Once upon a time in a kingdom far, far away (but so very near), two groups of citizens were at war for the very soul of their kingdom. (And this had nothing to do with the skins they were in.) At odds as to how to save and achieve the salvation of the kingdom were the Vested Ones and the Meanies.


The Vested Ones believed that their arch enemy, the Meanies (so named by a Vested One), were mere specks of inconsequential matter and not enlightened enough to have a voice on public issues. After all, the Vested Ones had been entrusted with a magic vote button. And to be sure, the Vested Ones used this tool as a primary weapon in wrecking havoc on the Meanies.


As possessors of the magic vote button, the Vested Ones believed that their decision making abilities and skills had been ordained by the Vatican and that their judgements were as akin to papal infallibility as one could get without being a Catholic. Besides, all their decisions were made from the sacred bully pulpit built and financed by the Meanies.
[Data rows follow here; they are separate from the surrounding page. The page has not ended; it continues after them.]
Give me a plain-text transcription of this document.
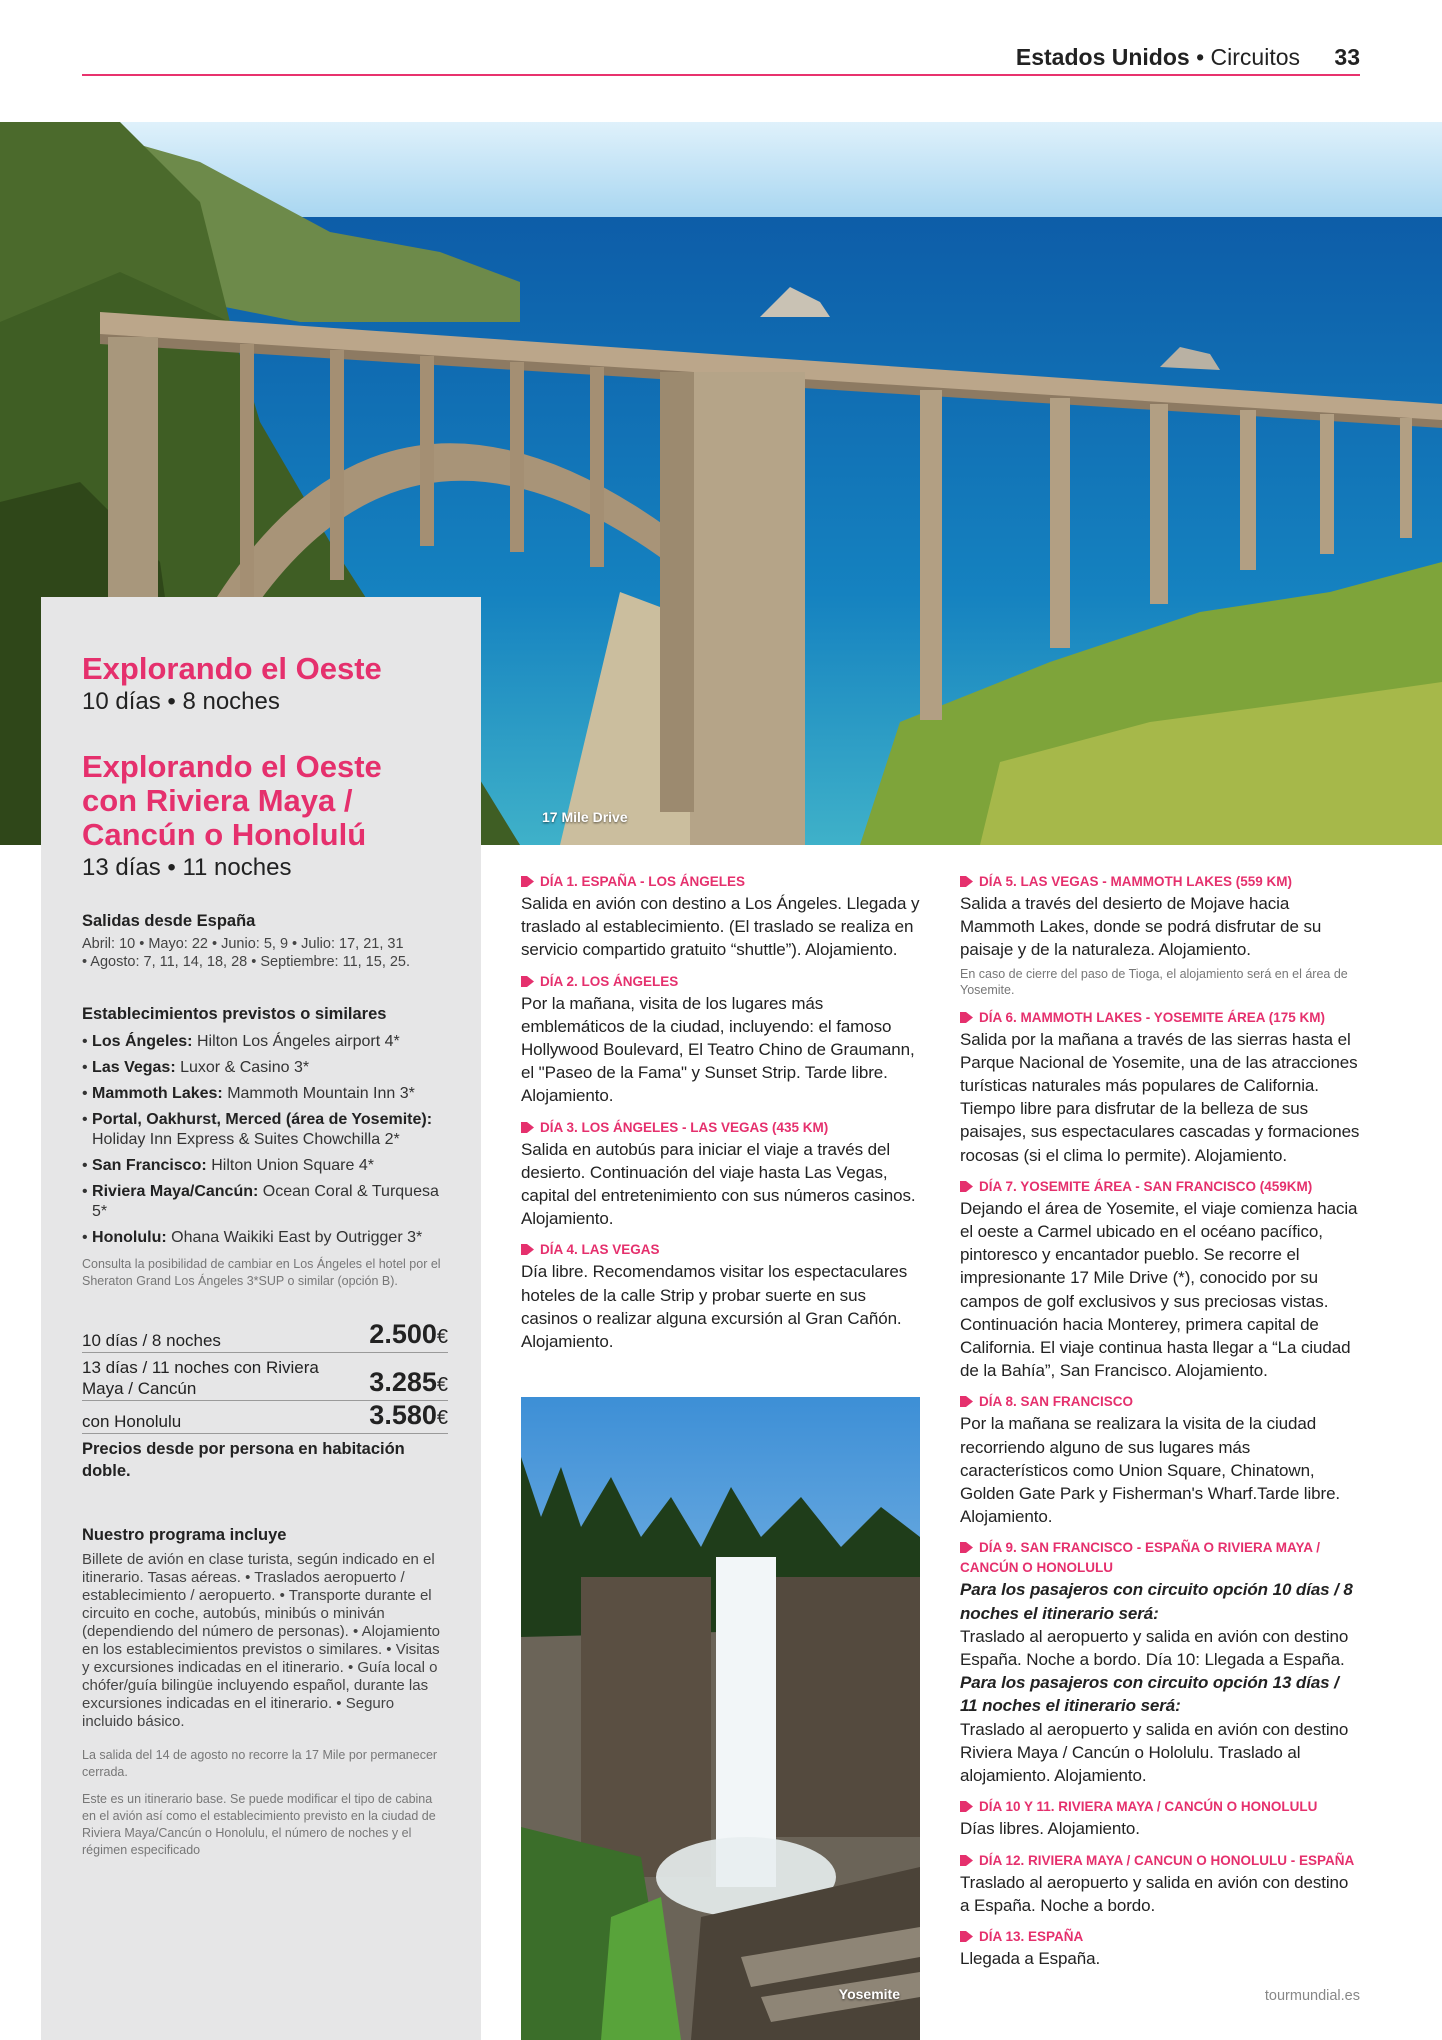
Estados Unidos • Circuitos 33
17 Mile Drive
Explorando el Oeste
10 días • 8 noches
Explorando el Oeste
con Riviera Maya /
Cancún o Honolulú
13 días • 11 noches
Salidas desde España
Abril: 10 • Mayo: 22 • Junio: 5, 9 • Julio: 17, 21, 31
• Agosto: 7, 11, 14, 18, 28 • Septiembre: 11, 15, 25.
Establecimientos previstos o similares
• Los Ángeles: Hilton Los Ángeles airport 4*
• Las Vegas: Luxor & Casino 3*
• Mammoth Lakes: Mammoth Mountain Inn 3*
• Portal, Oakhurst, Merced (área de Yosemite): Holiday Inn Express & Suites Chowchilla 2*
• San Francisco: Hilton Union Square 4*
• Riviera Maya/Cancún: Ocean Coral & Turquesa 5*
• Honolulu: Ohana Waikiki East by Outrigger 3*
Consulta la posibilidad de cambiar en Los Ángeles el hotel por el Sheraton Grand Los Ángeles 3*SUP o similar (opción B).
10 días / 8 noches	2.500€
13 días / 11 noches con Riviera Maya / Cancún	3.285€
con Honolulu	3.580€
Precios desde por persona en habitación doble.
Nuestro programa incluye
Billete de avión en clase turista, según indicado en el itinerario. Tasas aéreas. • Traslados aeropuerto / establecimiento / aeropuerto. • Transporte durante el circuito en coche, autobús, minibús o miniván (dependiendo del número de personas). • Alojamiento en los establecimientos previstos o similares. • Visitas y excursiones indicadas en el itinerario. • Guía local o chófer/guía bilingüe incluyendo español, durante las excursiones indicadas en el itinerario. • Seguro incluido básico.
La salida del 14 de agosto no recorre la 17 Mile por permanecer cerrada.
Este es un itinerario base. Se puede modificar el tipo de cabina en el avión así como el establecimiento previsto en la ciudad de Riviera Maya/Cancún o Honolulu, el número de noches y el régimen especificado
DÍA 1. ESPAÑA - LOS ÁNGELES
Salida en avión con destino a Los Ángeles. Llegada y traslado al establecimiento. (El traslado se realiza en servicio compartido gratuito “shuttle”). Alojamiento.
DÍA 2. LOS ÁNGELES
Por la mañana, visita de los lugares más emblemáticos de la ciudad, incluyendo: el famoso Hollywood Boulevard, El Teatro Chino de Graumann, el "Paseo de la Fama" y Sunset Strip. Tarde libre. Alojamiento.
DÍA 3. LOS ÁNGELES - LAS VEGAS (435 KM)
Salida en autobús para iniciar el viaje a través del desierto. Continuación del viaje hasta Las Vegas, capital del entretenimiento con sus números casinos. Alojamiento.
DÍA 4. LAS VEGAS
Día libre. Recomendamos visitar los espectaculares hoteles de la calle Strip y probar suerte en sus casinos o realizar alguna excursión al Gran Cañón. Alojamiento.
Yosemite
DÍA 5. LAS VEGAS - MAMMOTH LAKES (559 KM)
Salida a través del desierto de Mojave hacia Mammoth Lakes, donde se podrá disfrutar de su paisaje y de la naturaleza. Alojamiento.
En caso de cierre del paso de Tioga, el alojamiento será en el área de Yosemite.
DÍA 6. MAMMOTH LAKES - YOSEMITE ÁREA (175 KM)
Salida por la mañana a través de las sierras hasta el Parque Nacional de Yosemite, una de las atracciones turísticas naturales más populares de California. Tiempo libre para disfrutar de la belleza de sus paisajes, sus espectaculares cascadas y formaciones rocosas (si el clima lo permite). Alojamiento.
DÍA 7. YOSEMITE ÁREA - SAN FRANCISCO (459KM)
Dejando el área de Yosemite, el viaje comienza hacia el oeste a Carmel ubicado en el océano pacífico, pintoresco y encantador pueblo. Se recorre el impresionante 17 Mile Drive (*), conocido por su campos de golf exclusivos y sus preciosas vistas. Continuación hacia Monterey, primera capital de California. El viaje continua hasta llegar a “La ciudad de la Bahía”, San Francisco. Alojamiento.
DÍA 8. SAN FRANCISCO
Por la mañana se realizara la visita de la ciudad recorriendo alguno de sus lugares más característicos como Union Square, Chinatown, Golden Gate Park y Fisherman's Wharf.Tarde libre. Alojamiento.
DÍA 9. SAN FRANCISCO - ESPAÑA O RIVIERA MAYA / CANCÚN O HONOLULU
Para los pasajeros con circuito opción 10 días / 8 noches el itinerario será:
Traslado al aeropuerto y salida en avión con destino España. Noche a bordo. Día 10: Llegada a España.
Para los pasajeros con circuito opción 13 días / 11 noches el itinerario será:
Traslado al aeropuerto y salida en avión con destino Riviera Maya / Cancún o Hololulu. Traslado al alojamiento. Alojamiento.
DÍA 10 Y 11. RIVIERA MAYA / CANCÚN O HONOLULU
Días libres. Alojamiento.
DÍA 12. RIVIERA MAYA / CANCUN O HONOLULU - ESPAÑA
Traslado al aeropuerto y salida en avión con destino a España. Noche a bordo.
DÍA 13. ESPAÑA
Llegada a España.
tourmundial.es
It was from this bully pulpit that the Vested Ones unleashed their arsenal of other weapons that would spin and provide fluffy rationale in their attempt to quell and subdue the Meanies. In addition to their magic vote button, the Vested Ones utilized PowerPoint to turn fiction into fact. And while PowerPointing the Meanies, they sipped generous doses of Kool-Aid provided by members of the “family” who were handsomely paid to keep the supply of this mind altering and intoxicating liquid flowing. It was these methods that the Vested Ones relied on to drive the Meanies into their perceived proper place in the community...obscurity. And if the time should ever become necessary, the Vested Ones and “family” would unleash the most expensive and devastating of all their rhetorical weapons...6-Sigma.


After all, the Vested Ones believed the Meanies were not only ‘mean spirited,‘ but not worthy of salvation or consideration in the public debate. Certainly, the Vested Ones believed that Meanies should not opine in the marketplace of free ideas or ever question the infallibility of the Vested Ones puffy decisions. To do so was complete heresy in the eyes of the Vested Ones!


Cast from modest environs, the Meanies were noted as being individuals not prone to drinking the mind altering Kool-Aid or accepting, as fact, the watershed of epistles often preached by Vested Ones. In truth, the Meanies conducted their own research and relied on spreading the rational word to friends and associates to counter the fluff and puff disseminated by Vested Ones.


And this is what caused the great friction and barrier between the two groups. The Meanies wanted everyone to hear the truth and know the fallacy being perpetrated upon the masses, while the Vested Ones wanted to ensure that they could remain in control to continue consuming the perks and benefits of being a holder of the magic voting button. Concerned with the high maintenance cost the Vested Ones were imposing on the citizenry by their actions, the Meanies believed that the masses were being shortchanged and their personal fortunes were slowly being depleted. The kingdom was already suffering from widespread depression and the Vested Ones were adding more unnecessary glitter to this financial quagmire.


When the Vested Ones were accosted with the reality of the many edicts being inflicted on Meanies, their condescending rhetoric could be heard throughout the kingdom. The Vested Ones were not fearful of the Meanies, because the Meanies were not organized or represented by huge numbers...they thought. The Vested Ones believed that their positions were safe, because the Meanies and those who followed them would go away and certainly forget all the skirmishes of different opinions when the time came to select new holders of the magic vote button.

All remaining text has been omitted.